BOOKS: Leadership in War: Andrew Roberts

Dec. 11—In "Leadership in War: Essential Lessons from Those Who Made History," historian Andrew Roberts offers a series of concise essays profiling various leaders whose successes or failures in war demonstrate qualities of leadership to follow and ones to discard respectively.

The concise insights and brevity of narrative here are breathtaking and surprising given Roberts' better known works such as massive bestselling biographies on Napoleon Bonaparte and Winston Churchill (who are both included in this much slimmer volume).

In addition to Churchill and Napoleon, Roberts profiles Horatio Nelson, Adolf Hitler, Joseph Stalin, George C. Marshall, Charles de Gaulle, Dwight D. Eisenhower and Margaret Thatcher.

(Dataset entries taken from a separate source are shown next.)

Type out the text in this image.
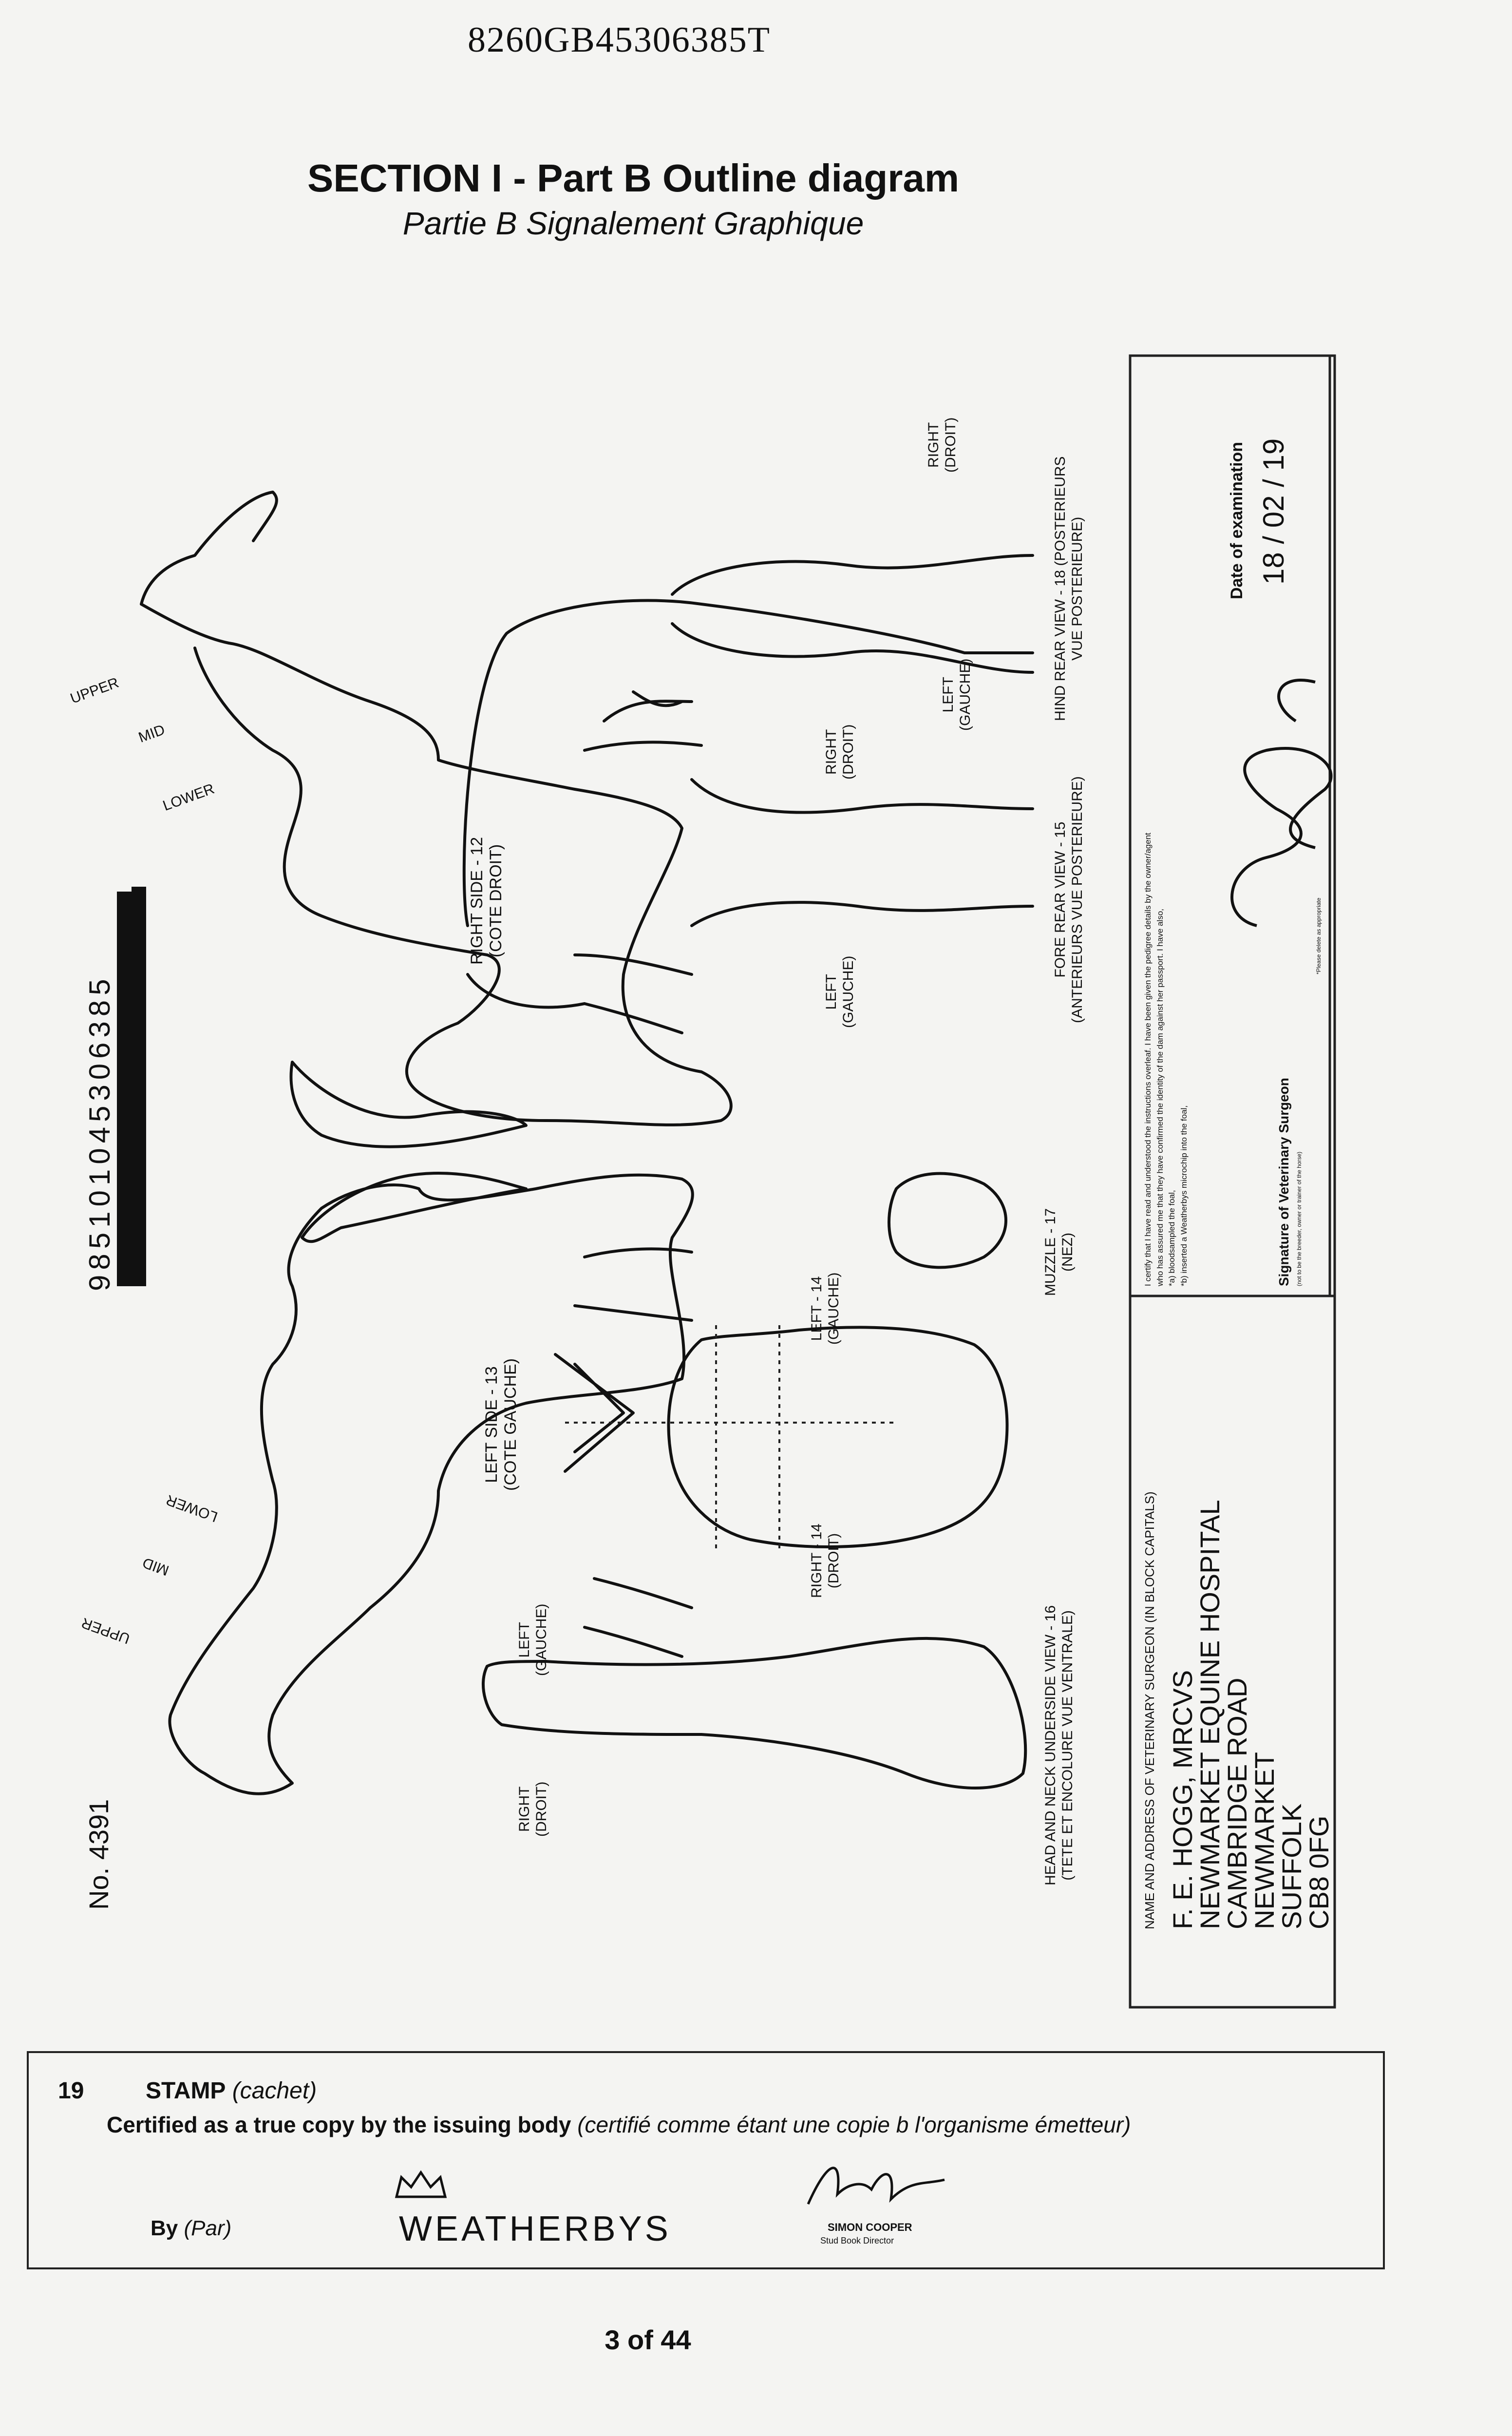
8260GB45306385T
SECTION I - Part B Outline diagram
Partie B Signalement Graphique
No. 4391
985101045306385
UPPER
MID
LOWER
UPPER
MID
LOWER
RIGHT SIDE - 12
(COTE DROIT)
LEFT SIDE - 13
(COTE GAUCHE)
LEFT
(GAUCHE)
RIGHT
(DROIT)
HEAD AND NECK UNDERSIDE VIEW - 16
(TETE ET ENCOLURE VUE VENTRALE)
LEFT - 14
(GAUCHE)
RIGHT - 14
(DROIT)
MUZZLE - 17
(NEZ)
LEFT
(GAUCHE)
RIGHT
(DROIT)
FORE REAR VIEW - 15
(ANTERIEURS VUE POSTERIEURE)
LEFT
(GAUCHE)
RIGHT
(DROIT)
HIND REAR VIEW - 18 (POSTERIEURS
VUE POSTERIEURE)
NAME AND ADDRESS OF VETERINARY SURGEON (IN BLOCK CAPITALS) F. E. HOGG, MRCVS
NEWMARKET EQUINE HOSPITAL
CAMBRIDGE ROAD
NEWMARKET
SUFFOLK
CB8 0FG
I certify that I have read and understood the instructions overleaf. I have been given the pedigree details by the owner/agent who has assured me that they have confirmed the identity of the dam against her passport. I have also, *a) bloodsampled the foal, *b) inserted a Weatherbys microchip into the foal,	Signature of Veterinary Surgeon (not to be the breeder, owner or trainer of the horse)
*Please delete as appropriate
Date of examination 18 / 02 / 19
19	STAMP (cachet)
Certified as a true copy by the issuing body (certifié comme étant une copie b l'organisme émetteur)
By (Par)	WEATHERBYS	SIMON COOPER
Stud Book Director
3 of 44
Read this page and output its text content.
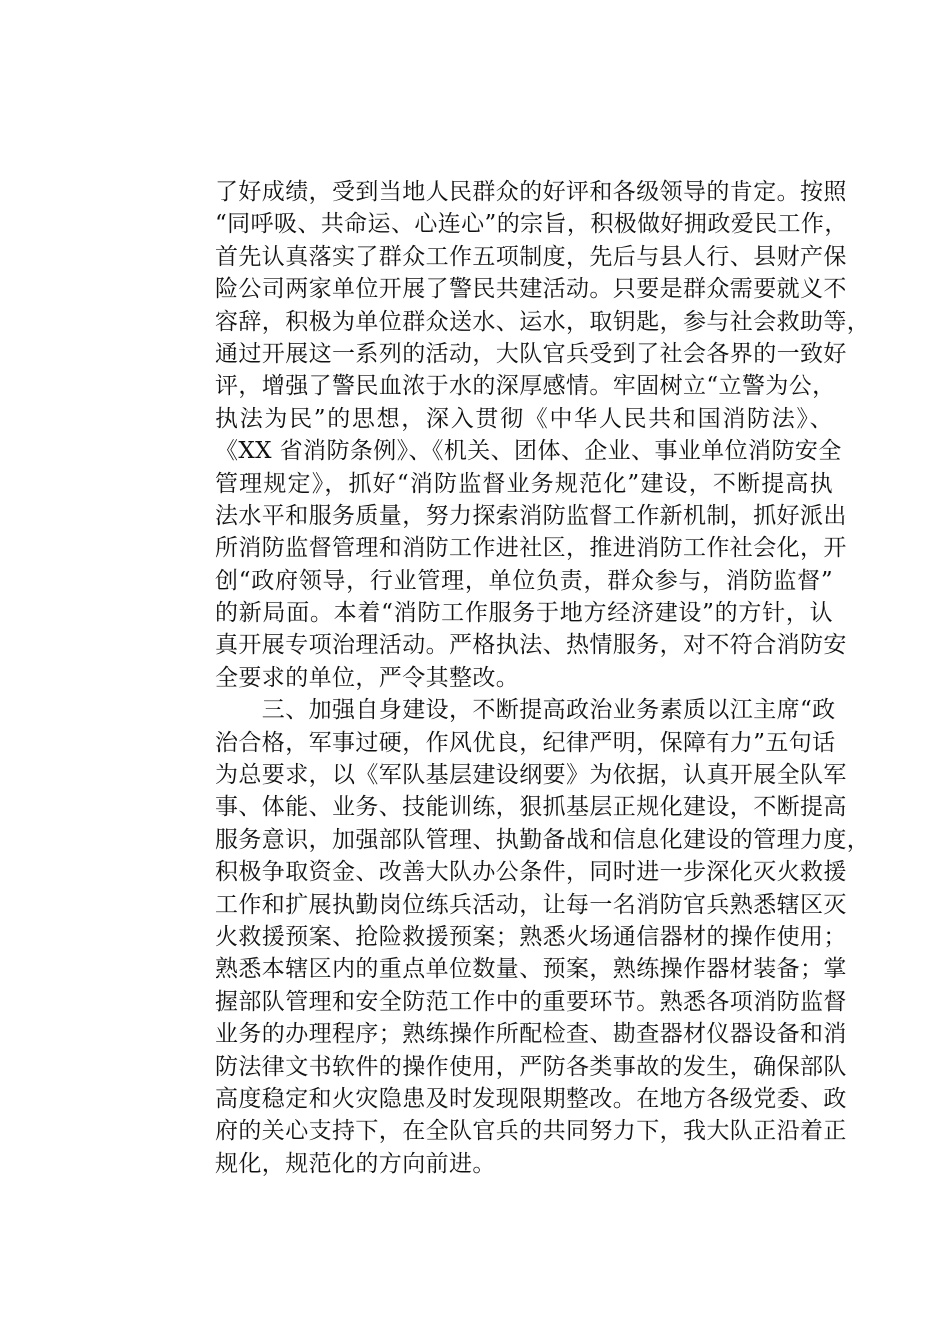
了好成绩，受到当地人民群众的好评和各级领导的肯定。按照
“同呼吸、共命运、心连心”的宗旨，积极做好拥政爱民工作，
首先认真落实了群众工作五项制度，先后与县人行、县财产保
险公司两家单位开展了警民共建活动。只要是群众需要就义不
容辞，积极为单位群众送水、运水，取钥匙，参与社会救助等，
通过开展这一系列的活动，大队官兵受到了社会各界的一致好
评，增强了警民血浓于水的深厚感情。牢固树立“立警为公，
执法为民”的思想，深入贯彻《中华人民共和国消防法》、
《XX 省消防条例》、《机关、团体、企业、事业单位消防安全
管理规定》，抓好“消防监督业务规范化”建设，不断提高执
法水平和服务质量，努力探索消防监督工作新机制，抓好派出
所消防监督管理和消防工作进社区，推进消防工作社会化，开
创“政府领导，行业管理，单位负责，群众参与，消防监督”
的新局面。本着“消防工作服务于地方经济建设”的方针，认
真开展专项治理活动。严格执法、热情服务，对不符合消防安
全要求的单位，严令其整改。
　　三、加强自身建设，不断提高政治业务素质以江主席“政
治合格，军事过硬，作风优良，纪律严明，保障有力”五句话
为总要求，以《军队基层建设纲要》为依据，认真开展全队军
事、体能、业务、技能训练，狠抓基层正规化建设，不断提高
服务意识，加强部队管理、执勤备战和信息化建设的管理力度，
积极争取资金、改善大队办公条件，同时进一步深化灭火救援
工作和扩展执勤岗位练兵活动，让每一名消防官兵熟悉辖区灭
火救援预案、抢险救援预案；熟悉火场通信器材的操作使用；
熟悉本辖区内的重点单位数量、预案，熟练操作器材装备；掌
握部队管理和安全防范工作中的重要环节。熟悉各项消防监督
业务的办理程序；熟练操作所配检查、勘查器材仪器设备和消
防法律文书软件的操作使用，严防各类事故的发生，确保部队
高度稳定和火灾隐患及时发现限期整改。在地方各级党委、政
府的关心支持下，在全队官兵的共同努力下，我大队正沿着正
规化，规范化的方向前进。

He concludes with a look at "the leadership paradigm" which compares personality traits and achievements and failures of these individuals along with other people from history that one could argue should be included in his list of profiles.

Granted, the majority of people profiled are either European or American, mostly men, and most from the past century, though he does mention military leaders from other eras and locales in the conclusion.

Still, with his astute eye for detail and storytelling, Roberts has penned a fascinating book with profiles that adhere to the grim Churchill adage of "the story of the human race is war."